Shame is an emotion frequently represented in literature, poetry, visual and representational arts. According to social psychologists and anthropologists, it evolved to solve adaptive problems pertaining to the relation of the individual and the social group in a system of valuation-devaluation. Shame also draws from socio-cultural contexts. According to Thomas Scheff, a sociologist, ‘shame is the master emotion of everyday life’. My thesis will analyse visual representations of shame, and their relationship with historical and political events, with the aim of explaining the meanings of shame in modern and contemporary British art. It will focus on the concept of anti-shame, how it was adopted by modern and contemporary British artists, and the impact of their work on public perceptions of shame. My thesis will inquire into the way visual arts in modern and contemporary Britain explored the constant tension caused by shame when dealing with the expectation on how the eye of the other or society is going to reveal the value or worth of the “I”. Shame persists in Britain, but a new attitude can be identified when dealing with shameful events. When caught in shameful behaviour, individuals would coordinate actions and discourses to fight back and employ counter-shaming, and persist with their ‘shameful’ behaviour to oppose inflicted shame.
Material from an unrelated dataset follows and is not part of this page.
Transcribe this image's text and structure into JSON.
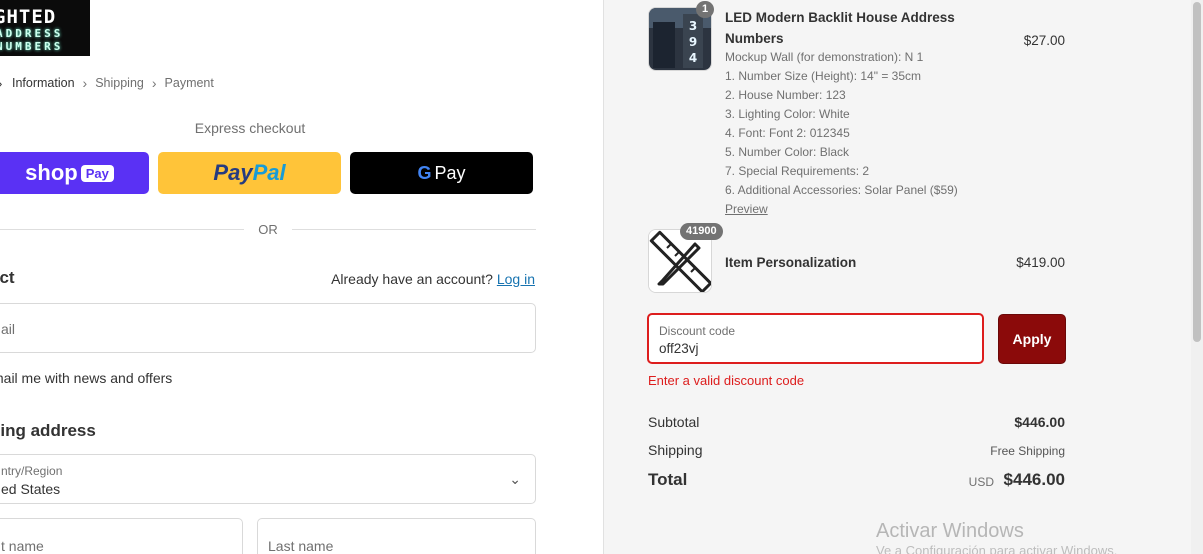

Shame is a highly embodied emotion and the connection between the body and shame is reinforced by culture, religion, and history. Shame directly shapes narratives of sexuality. This project will explore how the body in the work of Lucian Freud, Helen Beard and Jenny Saville is connected with shame and anti-shame behaviour. The argument is that anti-shame allowed a new visual representation of the body disregarding the idealized body in art. This new representation of the body discloses the anxiety and uncertainties of modern and contemporary times. It triggers and fuels debates about art, eroticism and pornography; questions the ageing body; criticizes the medicalization of the body, but at the same time exposes in visual arts medical conditions as obesity, anorexia and plastic surgery. The thread that links all these visual representations of the body is shame, or more precisely, how shame was peeled from the body in modern and contemporary visual arts.